Urban designers require constant feedback from users – the citizens – to create quality public spaces. The feedback, however, often comes in the form of data regarding the space itself or the environmental factors such as light, wind, pollution and noise. Up until now, surveys were conducted on site and lacked concrete information or emphasis on the human experience. With a 35,000 grant from Knight Prototype Fund, MIT Media Lab‘s research group led by Elizabeth Christoforetti, urban and architectural designer at MIT Media Lab, are now working on “Placelet” – a project focused on implementing alternative survey techniques for studying urban space.
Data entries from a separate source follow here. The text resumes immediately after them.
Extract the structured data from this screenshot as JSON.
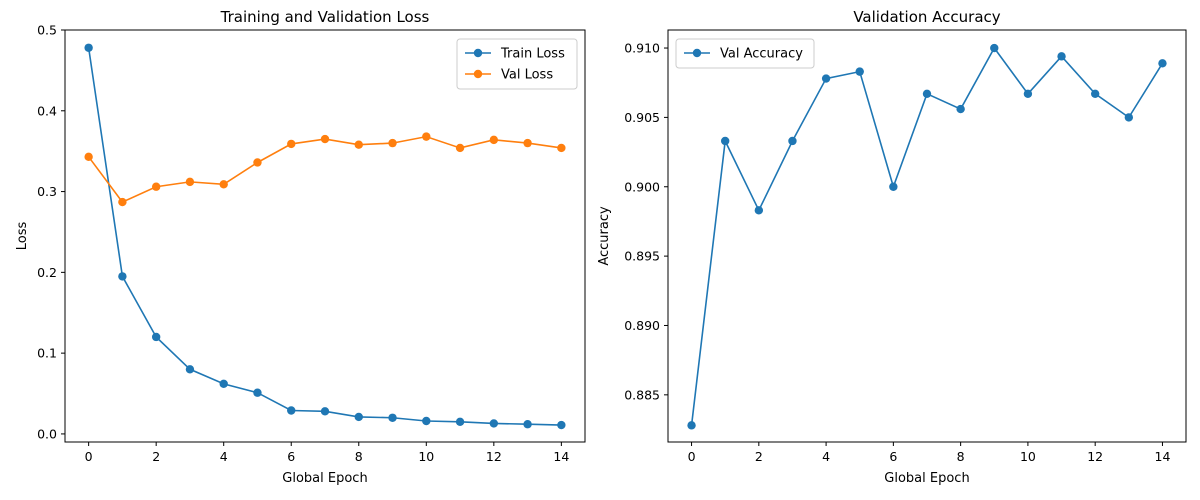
{
  "chart_data": [
    {
      "type": "line",
      "title": "Training and Validation Loss",
      "xlabel": "Global Epoch",
      "ylabel": "Loss",
      "x": [
        0,
        1,
        2,
        3,
        4,
        5,
        6,
        7,
        8,
        9,
        10,
        11,
        12,
        13,
        14
      ],
      "xlim": [
        -0.7,
        14.7
      ],
      "ylim": [
        -0.01,
        0.5
      ],
      "xticks": [
        0,
        2,
        4,
        6,
        8,
        10,
        12,
        14
      ],
      "xtick_labels": [
        "0",
        "2",
        "4",
        "6",
        "8",
        "10",
        "12",
        "14"
      ],
      "yticks": [
        0.0,
        0.1,
        0.2,
        0.3,
        0.4,
        0.5
      ],
      "ytick_labels": [
        "0.0",
        "0.1",
        "0.2",
        "0.3",
        "0.4",
        "0.5"
      ],
      "grid": false,
      "legend_position": "top-right",
      "series": [
        {
          "name": "Train Loss",
          "color": "#1f77b4",
          "marker": "circle",
          "values": [
            0.478,
            0.195,
            0.12,
            0.08,
            0.062,
            0.051,
            0.029,
            0.028,
            0.021,
            0.02,
            0.016,
            0.015,
            0.013,
            0.012,
            0.011
          ]
        },
        {
          "name": "Val Loss",
          "color": "#ff7f0e",
          "marker": "circle",
          "values": [
            0.343,
            0.287,
            0.306,
            0.312,
            0.309,
            0.336,
            0.359,
            0.365,
            0.358,
            0.36,
            0.368,
            0.354,
            0.364,
            0.36,
            0.354
          ]
        }
      ]
    },
    {
      "type": "line",
      "title": "Validation Accuracy",
      "xlabel": "Global Epoch",
      "ylabel": "Accuracy",
      "x": [
        0,
        1,
        2,
        3,
        4,
        5,
        6,
        7,
        8,
        9,
        10,
        11,
        12,
        13,
        14
      ],
      "xlim": [
        -0.7,
        14.7
      ],
      "ylim": [
        0.8816,
        0.9113
      ],
      "xticks": [
        0,
        2,
        4,
        6,
        8,
        10,
        12,
        14
      ],
      "xtick_labels": [
        "0",
        "2",
        "4",
        "6",
        "8",
        "10",
        "12",
        "14"
      ],
      "yticks": [
        0.885,
        0.89,
        0.895,
        0.9,
        0.905,
        0.91
      ],
      "ytick_labels": [
        "0.885",
        "0.890",
        "0.895",
        "0.900",
        "0.905",
        "0.910"
      ],
      "grid": false,
      "legend_position": "top-left",
      "series": [
        {
          "name": "Val Accuracy",
          "color": "#1f77b4",
          "marker": "circle",
          "values": [
            0.8828,
            0.9033,
            0.8983,
            0.9033,
            0.9078,
            0.9083,
            0.9,
            0.9067,
            0.9056,
            0.91,
            0.9067,
            0.9094,
            0.9067,
            0.905,
            0.9089
          ]
        }
      ]
    }
  ]
}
The project focuses on tracking pedestrian and vehicle movement over a long period of time with the help of a network of sensors. These will also monitor the “sensory experience” by collecting data on the noise level and air quality. According to Christoforetti, the speed of movement is directly related to the quality of the space. “If you imagine a busy urban square, where there are large groups of people sitting down and chatting, that probably means it’s a good social experience”, she mentions. Movement speed could also be an indicator of existing problems. She adds: “However, if you have skinny sidewalks, or people are rushing through there because maybe they’re scared about their safety, then that space probably could use some improvement.”

Sensors have already been installed in Boston. By collecting data on people and cars moving as groups, researchers will be able to create an interactive map which will help both communities to visualize how different interactions develop over time and city planners to anticipate problems and design better solutions.

Downtown Boston - Washington Street seen from Summer Street intersection

Downtown Boston – Washington Street seen from Summer Street intersection

The study of human behaviour is a strong tool for city planning – one that specialists have been aware of since the ’70s. Information used to be gathered by “counting” – a basic technique used by urbanists, such as late William Whyte, who installed cameras to monitor urban space interactions. Although “Placelet” will not provide urban planners with specific insight on pedestrians’ body language or personal impressions on urban areas, the new technology could be indispensable for an efficient data collection on movement and interaction in public space.